Pac-12 Football: Who Is to Blame for the Huskies' Defensive Woes?

McCall BoothContributor IIIOctober 26, 2011

Stanford Cardinal, CA - OCTOBER 22:  Desmond Trufant #6 of Washington Huskies tackles Chris Owusu #81 of the Stanford Cardinal at Stanford Stadium on October 22, 2011 in Stanford, California. Stanford won the game 65-21. (Photo by Thearon W. Henderson/Getty Images)
Thearon W. Henderson/Getty Images

The Washington Huskies currently rank 104th in the nation in points allowed this season and the game against Stanford certainly didn't help out that stat. The Cardinal put up a whopping 65 points on the Huskies. This defensive failure had my brother and I arguing the rest of the weekend on who is to blame. 

My side: Stanford scored on almost every single possession of the game. This is unacceptable for a team trying to contend for the Pac-12 championship. I argued that Nick Holt had the team coming out flat. The defense seemingly waited beyond the first down marker instead of rushing up and making the hit earlier to force a punt.

Holt brings a lot of emotion to the game which you can see from his sideline manner, but does he have the team so concerned with giving up the big play that they don't consider giving up a first down a loss?

This season the Huskies have had a great run defense and it doesn't make a lot of sense that they allowed so many yards after having been so dominant all year. I think it's possible Holt focused almost all his time preparing his secondary to face Heisman Trophy favorite Andrew Luck. If this is the case then the defense might have been blindsided by an unexpected rush heavy offense.

Before this game it seemed as though the Huskies were improving on defense every game and especially in the second half. Holt was making good adjustments at halftime but that didn't show against Stanford. I was starting to trust our defense before this game, but now I am starting to wonder if Holt will be able to fortify this squad by the end of the season.

My brother: Nick Holt has coached championship defenses, so it's hard to pin the majority of the failure on him. The defense is playing flat on their own accord and Holt brings enthusiasm to the team but they seem to have a problem consuming that energy and translating it to the field. 


They have talented players but the stronger defense will come when they can recruit better defenders.

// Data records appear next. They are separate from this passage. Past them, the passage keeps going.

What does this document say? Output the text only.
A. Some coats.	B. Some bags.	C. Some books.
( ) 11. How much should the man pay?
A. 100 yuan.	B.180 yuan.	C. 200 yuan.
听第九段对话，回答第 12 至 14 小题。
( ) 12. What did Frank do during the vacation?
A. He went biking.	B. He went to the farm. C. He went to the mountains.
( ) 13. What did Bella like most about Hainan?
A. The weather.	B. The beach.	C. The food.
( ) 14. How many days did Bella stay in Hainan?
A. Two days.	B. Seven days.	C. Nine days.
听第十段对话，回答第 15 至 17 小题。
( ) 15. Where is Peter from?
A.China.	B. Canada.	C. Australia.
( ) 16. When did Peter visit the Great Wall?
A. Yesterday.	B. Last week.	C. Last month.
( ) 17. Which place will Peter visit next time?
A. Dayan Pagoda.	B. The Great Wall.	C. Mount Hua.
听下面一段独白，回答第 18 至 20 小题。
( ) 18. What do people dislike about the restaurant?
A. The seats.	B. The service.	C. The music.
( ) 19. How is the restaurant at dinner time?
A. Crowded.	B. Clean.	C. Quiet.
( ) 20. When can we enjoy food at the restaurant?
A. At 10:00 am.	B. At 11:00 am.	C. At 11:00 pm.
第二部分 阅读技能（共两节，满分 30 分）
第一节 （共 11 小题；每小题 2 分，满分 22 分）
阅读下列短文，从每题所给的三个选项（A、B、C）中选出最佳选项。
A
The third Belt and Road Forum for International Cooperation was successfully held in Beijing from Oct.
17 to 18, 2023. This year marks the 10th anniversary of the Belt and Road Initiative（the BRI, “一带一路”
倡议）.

Recruiting a defense should start to get easier now that the Huskies have a powerful offense and in a few years Holt will be coaching an explosive Husky defense.

Conclusion: Nick Holt is a proven defensive coach with plenty of success in his stints at USC. Can you really put all the blame on him or the defense alone? Maybe he's making good defensive plans but the defense is having trouble executing what he wants done.

Our defense has been shaky at best and this could go either way. I believe there are good points to both arguments but I want to know who other people think is to blame.

Should Nick Holt get the majority of the blame for not being able to make his defense play at a high level?

Should the defensive players be blamed because they are playing with little emotion and failing to execute game plans?

Should the blame be weighed equally over the players and the defensive coaches for failure to keep teams out of the end zone on a regular basis?

Is something else deserving of the blame? Stellar opposing offenses? You can make your own opinion.